FIFA had been urged to halt World Cup ticket sales after it emerged countries’ most loyal fans faced paying “extortionate” prices for tickets, with the cheapest for the final coming in at over £3,000.
The cheaper tickets, which will be made available for every game at the tournament in North America, will be given to the national federations whose teams are playing.
It will then be up to those federations to decide how to distribute them to loyal fans who have likely attended previous games at home and on the road.
This is FIFA caving into criticism like rarely before under Gianni Infantino. It has still not shut down the outcry at the cost of going to the World Cup.
“We have listened to feedback,” a senior FIFA official acknowledged to Sky News.
Suddenly cutting World Cup ticket prices amid a growing fan backlash is a significant climbdown.
FIFA admitted it got it wrong by pricing tickets too high.
Groups, including England’s Football Supporter’s Association, said last week it was “scandalous” its cheapest group stage tickets in the United States would cost about £165 ($265) and the cheapest for the final £3,130.
Now, FIFA says there will be $60 (£45) tickets for every match.

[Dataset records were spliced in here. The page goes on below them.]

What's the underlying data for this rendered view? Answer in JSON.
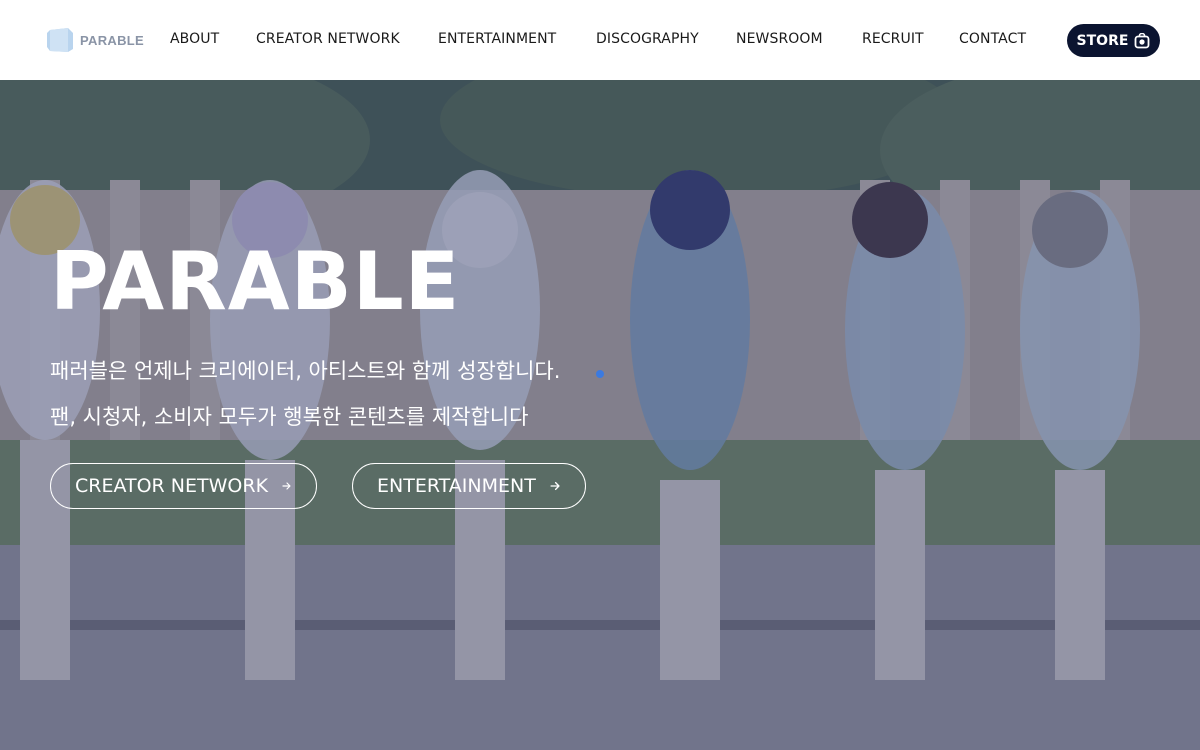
{
  "brand": {
    "name": "PARABLE"
  },
  "nav": {
    "items": [
      {
        "label": "ABOUT"
      },
      {
        "label": "CREATOR NETWORK"
      },
      {
        "label": "ENTERTAINMENT"
      },
      {
        "label": "DISCOGRAPHY"
      },
      {
        "label": "NEWSROOM"
      },
      {
        "label": "RECRUIT"
      },
      {
        "label": "CONTACT"
      }
    ],
    "store_label": "STORE",
    "store_icon": "store-bag-icon"
  },
  "hero": {
    "title": "PARABLE",
    "subtitle_line1": "패러블은 언제나 크리에이터, 아티스트와 함께 성장합니다.",
    "subtitle_line2": "팬, 시청자, 소비자 모두가 행복한 콘텐츠를 제작합니다",
    "buttons": [
      {
        "label": "CREATOR NETWORK",
        "icon": "arrow-right-icon"
      },
      {
        "label": "ENTERTAINMENT",
        "icon": "arrow-right-icon"
      }
    ]
  },
  "colors": {
    "header_bg": "#ffffff",
    "store_bg": "#0b1430",
    "hero_text": "#ffffff",
    "overlay": "#40466e"
  }
}
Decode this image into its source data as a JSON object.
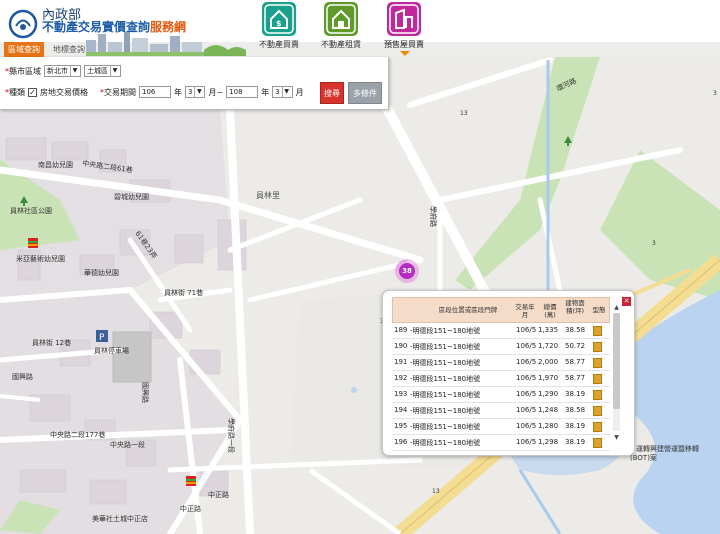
{
  "header": {
    "org": "內政部",
    "site_title_main": "不動產交易實價查詢",
    "site_title_accent": "服務網",
    "nav": [
      {
        "label": "不動產買賣",
        "icon": "house-dollar-icon",
        "color": "#1aa08c"
      },
      {
        "label": "不動產租賃",
        "icon": "house-rent-icon",
        "color": "#5f9a2a"
      },
      {
        "label": "預售屋買賣",
        "icon": "presale-building-icon",
        "color": "#c0289c"
      }
    ],
    "tabs": {
      "active": "區域查詢",
      "inactive": "地標查詢"
    }
  },
  "search": {
    "county_label": "縣市區域",
    "county_value": "新北市",
    "district_value": "土城區",
    "type_label": "種類",
    "land_checkbox_label": "房地交易價格",
    "land_checked": true,
    "period_label": "交易期間",
    "start_year": "106",
    "year_unit": "年",
    "start_month": "3",
    "month_unit": "月~",
    "end_year": "108",
    "end_month": "3",
    "end_month_unit": "月",
    "search_button": "搜尋",
    "more_button": "多條件"
  },
  "map": {
    "labels": {
      "l1": "中央路二段61巷",
      "l2": "南昌幼兒園",
      "l3": "碧城幼兒園",
      "l4": "員林社區公園",
      "l5": "61巷23弄",
      "l6": "米亞藝術幼兒園",
      "l7": "華德幼兒園",
      "l8": "員林里",
      "l9": "員林街 71巷",
      "l10": "員林街 12巷",
      "l11": "員林停車場",
      "l12": "中央路二段177巷",
      "l13": "學府路一段",
      "l14": "中正路",
      "l15": "美華社土城中正店",
      "l16": "環河路",
      "l17": "學府路",
      "l18": "國興路",
      "l19": "(BOT)案",
      "l20": "國興路",
      "l21": "運轉興建營運暨移轉",
      "l22": "中正路",
      "l23": "中央路一段"
    },
    "marker_count": "38",
    "shield_labels": [
      "3",
      "13",
      "3",
      "13",
      "3"
    ]
  },
  "popup": {
    "headers": {
      "address": "區段位置或區段門牌",
      "date": "交易年月",
      "price": "總價(萬)",
      "area": "建物面積(坪)",
      "type": "型態"
    },
    "rows": [
      {
        "id": "189",
        "address": "-明德段151~180地號",
        "date": "106/5",
        "price": "1,335",
        "area": "38.58"
      },
      {
        "id": "190",
        "address": "-明德段151~180地號",
        "date": "106/5",
        "price": "1,720",
        "area": "50.72"
      },
      {
        "id": "191",
        "address": "-明德段151~180地號",
        "date": "106/5",
        "price": "2,000",
        "area": "58.77"
      },
      {
        "id": "192",
        "address": "-明德段151~180地號",
        "date": "106/5",
        "price": "1,970",
        "area": "58.77"
      },
      {
        "id": "193",
        "address": "-明德段151~180地號",
        "date": "106/5",
        "price": "1,290",
        "area": "38.19"
      },
      {
        "id": "194",
        "address": "-明德段151~180地號",
        "date": "106/5",
        "price": "1,248",
        "area": "38.58"
      },
      {
        "id": "195",
        "address": "-明德段151~180地號",
        "date": "106/5",
        "price": "1,280",
        "area": "38.19"
      },
      {
        "id": "196",
        "address": "-明德段151~180地號",
        "date": "106/5",
        "price": "1,298",
        "area": "38.19"
      }
    ],
    "scroll_fraction": 0.92
  }
}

The US-Canada-Mexico bid book ahead of the 2018 FIFA vote said the cheapest tickets would be $21.
“This new category is the right thing to do,” the FIFA official close to talks said.
But only 10% of the allocation for each team will be made available at the new cheaper entry point.
So for England’s opener against Croatia, there could only be 750 tickets at £45. The Dallas stadium has a capacity of 94,000.
It will be for the FAs to work out who should receive these cheapest tickets from their fan base.
The men’s World Cup is FIFA’s main source of income every four years – with revenue of $13bn (£9.75bn) across the 2023-26 cycle.
It helps to fund expanding women’s and youth tournaments as well as draws, conferences and award ceremonies.
And this U-turn overshadowed one of their glitziest nights of the year – the FIFA Best awards in Qatar.
That was one FIFA event supporters couldn’t buy a ticket to – for any price.
The news shows how the organisation is continuing its weeks-long move to back away from using dynamic pricing for all 2026 World Cup tickets.
FIFA did not specify exactly why it so dramatically changed strategy, but said the lower prices are “designed to further support travelling fans following their national teams across the tournament”.
Prices for England’s fixtures at the tournament in the USA, Canada and Mexico were revealed last week, with the cheapest ticket for the final – should England, one of the home nations reach that stage – costing between $4,185 (£3,120) and $8,680 (£6,471) for members of the England Supporters’ Travel Club.
Outrage over such high prices was made worse due to co-hosts having pledged eight years ago to have hundreds of thousands of $21 (£15.64) tickets.
In another climbdown, FIFA has also announced that fans applying through the participating member association’s tickets allocation whose teams do not advance to the knockout phase will have the administrative fee waived when refunds are processed for unsuccessful applications.
Fan anger had intensified when it became clear that fans who wanted to reserve a ticket for all of their team’s potential games – through the final – would not get refunded if their teams didn’t make it to the final until after the tournament.